‘I photograph with zero compromise’
Photographer Greg du Toit goes to extreme lengths to get his shots,
WILDLIFE fine-arts photographer Greg du Toit, 38, spent a total of 270 hours over three months in a waterhole — with only his head and camera protruding from the water — to get the shot he wanted of a Kenyan lioness and cubs.
This image is one of the highlights of his career and will be on display at his first South Africa solo exhibition, which opens in Cape Town on Tuesday.
His seminal Authentic Africa exhibition features 47 limited-edition film and digital prints and notes from his journal.
In 2013, Du Toit’s Essence of Elephants portrait won the Natural History Museum’s Wildlife Photographer of the Year award — the “Oscar” of the genre. For this picture he used a slow shutter speed to capture an elephant herd wafting across the lens like blue phantasms.

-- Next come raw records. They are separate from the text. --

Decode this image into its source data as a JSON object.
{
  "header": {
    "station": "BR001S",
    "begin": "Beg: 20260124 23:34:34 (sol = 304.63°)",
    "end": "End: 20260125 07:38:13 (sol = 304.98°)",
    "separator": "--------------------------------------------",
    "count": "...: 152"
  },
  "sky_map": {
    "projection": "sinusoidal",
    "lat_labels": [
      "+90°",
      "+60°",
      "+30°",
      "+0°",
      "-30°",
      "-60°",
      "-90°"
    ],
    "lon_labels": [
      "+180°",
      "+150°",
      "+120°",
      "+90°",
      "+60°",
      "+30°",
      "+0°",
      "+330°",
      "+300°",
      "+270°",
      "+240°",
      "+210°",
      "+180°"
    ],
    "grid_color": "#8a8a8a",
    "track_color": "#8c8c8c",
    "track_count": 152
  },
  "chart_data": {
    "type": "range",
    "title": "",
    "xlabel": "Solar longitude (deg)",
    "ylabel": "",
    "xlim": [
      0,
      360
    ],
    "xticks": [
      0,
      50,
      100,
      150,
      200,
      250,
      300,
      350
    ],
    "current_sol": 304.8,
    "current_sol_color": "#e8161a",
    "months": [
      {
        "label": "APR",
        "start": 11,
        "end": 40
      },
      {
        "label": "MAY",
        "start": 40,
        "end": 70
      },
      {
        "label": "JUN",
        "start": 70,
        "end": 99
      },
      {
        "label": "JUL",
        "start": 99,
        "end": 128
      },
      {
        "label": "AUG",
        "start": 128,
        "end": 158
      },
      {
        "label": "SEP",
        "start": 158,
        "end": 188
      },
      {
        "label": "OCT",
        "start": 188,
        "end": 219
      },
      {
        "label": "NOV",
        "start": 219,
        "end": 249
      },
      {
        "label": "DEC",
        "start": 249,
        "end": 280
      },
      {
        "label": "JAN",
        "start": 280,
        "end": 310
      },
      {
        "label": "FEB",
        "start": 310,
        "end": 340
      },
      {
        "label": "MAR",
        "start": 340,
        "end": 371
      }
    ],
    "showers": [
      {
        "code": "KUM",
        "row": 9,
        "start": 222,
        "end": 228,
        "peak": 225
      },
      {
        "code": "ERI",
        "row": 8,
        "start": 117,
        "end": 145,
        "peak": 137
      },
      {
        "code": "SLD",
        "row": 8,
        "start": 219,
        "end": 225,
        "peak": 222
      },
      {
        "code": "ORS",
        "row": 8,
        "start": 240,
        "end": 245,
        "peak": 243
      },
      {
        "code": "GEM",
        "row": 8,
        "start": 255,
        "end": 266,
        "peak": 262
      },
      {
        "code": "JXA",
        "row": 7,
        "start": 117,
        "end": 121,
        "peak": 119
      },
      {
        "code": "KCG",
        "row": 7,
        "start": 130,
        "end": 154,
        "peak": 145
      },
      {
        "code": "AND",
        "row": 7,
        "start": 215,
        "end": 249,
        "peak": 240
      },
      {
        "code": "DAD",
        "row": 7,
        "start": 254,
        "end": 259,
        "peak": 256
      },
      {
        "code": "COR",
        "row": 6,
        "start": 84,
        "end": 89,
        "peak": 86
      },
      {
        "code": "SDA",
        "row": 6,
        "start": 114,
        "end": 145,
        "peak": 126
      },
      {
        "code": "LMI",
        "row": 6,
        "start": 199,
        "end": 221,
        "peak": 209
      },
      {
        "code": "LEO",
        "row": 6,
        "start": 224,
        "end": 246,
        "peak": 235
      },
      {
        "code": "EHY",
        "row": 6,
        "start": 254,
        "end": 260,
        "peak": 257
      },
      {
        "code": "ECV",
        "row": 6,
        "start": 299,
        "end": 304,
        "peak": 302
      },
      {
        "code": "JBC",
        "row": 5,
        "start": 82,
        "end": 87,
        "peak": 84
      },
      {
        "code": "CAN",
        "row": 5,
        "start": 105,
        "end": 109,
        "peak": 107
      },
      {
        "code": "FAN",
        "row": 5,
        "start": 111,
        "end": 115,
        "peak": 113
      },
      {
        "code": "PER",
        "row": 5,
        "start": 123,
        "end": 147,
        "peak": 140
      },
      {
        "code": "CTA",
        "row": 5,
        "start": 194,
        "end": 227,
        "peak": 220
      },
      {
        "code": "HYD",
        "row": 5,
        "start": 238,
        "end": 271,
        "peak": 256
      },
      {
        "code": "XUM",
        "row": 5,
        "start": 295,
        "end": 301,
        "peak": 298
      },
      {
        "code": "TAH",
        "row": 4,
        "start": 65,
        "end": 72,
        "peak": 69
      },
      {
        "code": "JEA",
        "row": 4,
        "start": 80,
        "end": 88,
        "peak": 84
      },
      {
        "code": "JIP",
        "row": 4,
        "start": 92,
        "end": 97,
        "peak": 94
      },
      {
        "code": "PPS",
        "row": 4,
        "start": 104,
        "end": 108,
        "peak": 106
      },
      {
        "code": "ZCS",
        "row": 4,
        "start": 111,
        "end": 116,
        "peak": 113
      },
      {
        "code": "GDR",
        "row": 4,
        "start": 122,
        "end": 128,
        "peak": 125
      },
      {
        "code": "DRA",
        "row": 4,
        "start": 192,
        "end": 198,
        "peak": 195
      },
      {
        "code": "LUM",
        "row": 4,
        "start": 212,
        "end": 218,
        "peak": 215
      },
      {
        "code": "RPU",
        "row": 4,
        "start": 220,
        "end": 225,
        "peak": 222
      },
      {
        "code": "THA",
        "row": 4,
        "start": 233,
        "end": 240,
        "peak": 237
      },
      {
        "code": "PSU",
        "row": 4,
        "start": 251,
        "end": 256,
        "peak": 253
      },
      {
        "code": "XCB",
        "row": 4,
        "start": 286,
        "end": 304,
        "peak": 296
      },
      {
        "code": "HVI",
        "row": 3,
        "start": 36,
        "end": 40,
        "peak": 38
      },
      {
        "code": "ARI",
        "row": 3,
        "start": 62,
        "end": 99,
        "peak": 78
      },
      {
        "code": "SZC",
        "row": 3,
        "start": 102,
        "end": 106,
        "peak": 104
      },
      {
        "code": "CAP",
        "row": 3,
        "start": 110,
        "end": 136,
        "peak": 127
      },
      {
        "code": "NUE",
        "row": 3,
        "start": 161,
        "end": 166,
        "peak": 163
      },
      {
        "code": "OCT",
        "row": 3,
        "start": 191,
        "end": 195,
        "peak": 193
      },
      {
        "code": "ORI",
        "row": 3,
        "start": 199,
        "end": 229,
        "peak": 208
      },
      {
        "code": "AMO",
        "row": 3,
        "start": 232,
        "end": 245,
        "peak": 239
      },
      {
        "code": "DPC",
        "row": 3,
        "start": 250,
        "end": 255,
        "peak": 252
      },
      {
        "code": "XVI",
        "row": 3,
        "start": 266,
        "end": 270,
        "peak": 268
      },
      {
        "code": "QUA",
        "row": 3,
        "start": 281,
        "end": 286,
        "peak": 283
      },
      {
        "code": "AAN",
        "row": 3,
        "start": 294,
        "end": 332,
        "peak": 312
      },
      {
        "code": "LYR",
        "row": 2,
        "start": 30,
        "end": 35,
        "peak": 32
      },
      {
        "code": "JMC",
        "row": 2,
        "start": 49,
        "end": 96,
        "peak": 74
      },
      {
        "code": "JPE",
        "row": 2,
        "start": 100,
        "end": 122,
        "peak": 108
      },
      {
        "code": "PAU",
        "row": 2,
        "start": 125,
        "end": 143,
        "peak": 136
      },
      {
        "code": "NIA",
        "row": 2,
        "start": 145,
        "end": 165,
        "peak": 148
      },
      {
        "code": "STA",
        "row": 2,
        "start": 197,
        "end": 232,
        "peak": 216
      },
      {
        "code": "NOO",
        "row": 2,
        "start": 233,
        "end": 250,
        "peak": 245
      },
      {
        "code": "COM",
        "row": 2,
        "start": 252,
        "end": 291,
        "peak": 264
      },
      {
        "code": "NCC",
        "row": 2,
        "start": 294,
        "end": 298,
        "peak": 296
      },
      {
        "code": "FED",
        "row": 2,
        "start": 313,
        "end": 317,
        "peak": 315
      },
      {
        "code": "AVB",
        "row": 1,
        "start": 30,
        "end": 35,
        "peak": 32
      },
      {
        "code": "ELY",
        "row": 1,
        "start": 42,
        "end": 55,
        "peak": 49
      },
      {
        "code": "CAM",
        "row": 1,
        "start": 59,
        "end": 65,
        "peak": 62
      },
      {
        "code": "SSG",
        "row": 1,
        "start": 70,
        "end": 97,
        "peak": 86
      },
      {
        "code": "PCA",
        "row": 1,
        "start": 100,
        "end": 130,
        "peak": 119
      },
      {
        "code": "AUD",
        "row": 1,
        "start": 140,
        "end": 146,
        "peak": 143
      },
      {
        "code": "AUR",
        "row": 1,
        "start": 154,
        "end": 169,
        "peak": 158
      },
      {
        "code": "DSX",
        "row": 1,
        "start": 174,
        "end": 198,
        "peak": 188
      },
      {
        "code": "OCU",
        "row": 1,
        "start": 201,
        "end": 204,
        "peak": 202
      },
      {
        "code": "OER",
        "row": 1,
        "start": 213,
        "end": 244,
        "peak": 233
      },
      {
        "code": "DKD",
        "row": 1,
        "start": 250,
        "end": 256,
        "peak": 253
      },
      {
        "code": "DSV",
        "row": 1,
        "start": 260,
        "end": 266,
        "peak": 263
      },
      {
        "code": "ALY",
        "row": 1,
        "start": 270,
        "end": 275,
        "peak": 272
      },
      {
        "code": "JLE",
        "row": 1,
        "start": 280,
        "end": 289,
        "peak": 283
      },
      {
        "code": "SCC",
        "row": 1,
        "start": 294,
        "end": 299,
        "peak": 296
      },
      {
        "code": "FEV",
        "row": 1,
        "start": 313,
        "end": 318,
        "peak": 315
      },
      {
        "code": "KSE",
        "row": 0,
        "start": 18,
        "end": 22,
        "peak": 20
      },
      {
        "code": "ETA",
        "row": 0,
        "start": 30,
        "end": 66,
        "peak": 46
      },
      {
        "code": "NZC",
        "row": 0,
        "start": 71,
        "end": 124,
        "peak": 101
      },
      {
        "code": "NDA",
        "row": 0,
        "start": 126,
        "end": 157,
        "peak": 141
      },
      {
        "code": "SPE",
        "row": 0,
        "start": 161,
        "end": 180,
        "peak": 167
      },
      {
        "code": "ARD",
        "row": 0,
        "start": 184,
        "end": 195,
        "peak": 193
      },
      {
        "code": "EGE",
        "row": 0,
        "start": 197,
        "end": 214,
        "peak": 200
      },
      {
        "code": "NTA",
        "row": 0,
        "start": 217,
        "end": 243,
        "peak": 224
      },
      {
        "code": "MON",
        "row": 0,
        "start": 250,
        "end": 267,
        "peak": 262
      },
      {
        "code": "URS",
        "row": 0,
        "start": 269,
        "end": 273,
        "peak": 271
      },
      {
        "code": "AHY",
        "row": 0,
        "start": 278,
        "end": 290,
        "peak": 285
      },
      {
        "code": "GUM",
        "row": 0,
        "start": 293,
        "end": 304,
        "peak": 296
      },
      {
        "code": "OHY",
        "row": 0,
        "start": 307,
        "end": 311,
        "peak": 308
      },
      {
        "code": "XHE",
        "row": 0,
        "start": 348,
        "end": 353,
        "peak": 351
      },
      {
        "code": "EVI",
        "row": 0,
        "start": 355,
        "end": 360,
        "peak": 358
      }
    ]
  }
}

In addition to Essence of Elephants, Du Toit will be displaying classics such as Last Breath, in which a leopard re-animates a dying impala as if manipulating a marionette.
None of the images is digitally altered; Du Toit creates each picture in the field.
His moving portfolio is the result of thousands of hours in the wilds over 15 years. The lioness shot was one of his earlier pictures and an excellent example of the lengths to which he goes for the perfect image. After hiding out next to the waterhole for about 13 months, he went into the water for another three months — and got “every waterborne parasite imaginable”.
“I photograph with zero compromise, until I have done my subject proud,” says Du Toit, who picked up his first camera in 2001 when he was a game ranger in Timbavati, Mpumalanga.
He now pays the bills selling fine-art prints and books, and leading safaris.
“Find what you’re passionate about, then go out and shoot that thing until you’ve nailed it,” he advises. “This is how you eventually build a body of work that takes on a life of its own.”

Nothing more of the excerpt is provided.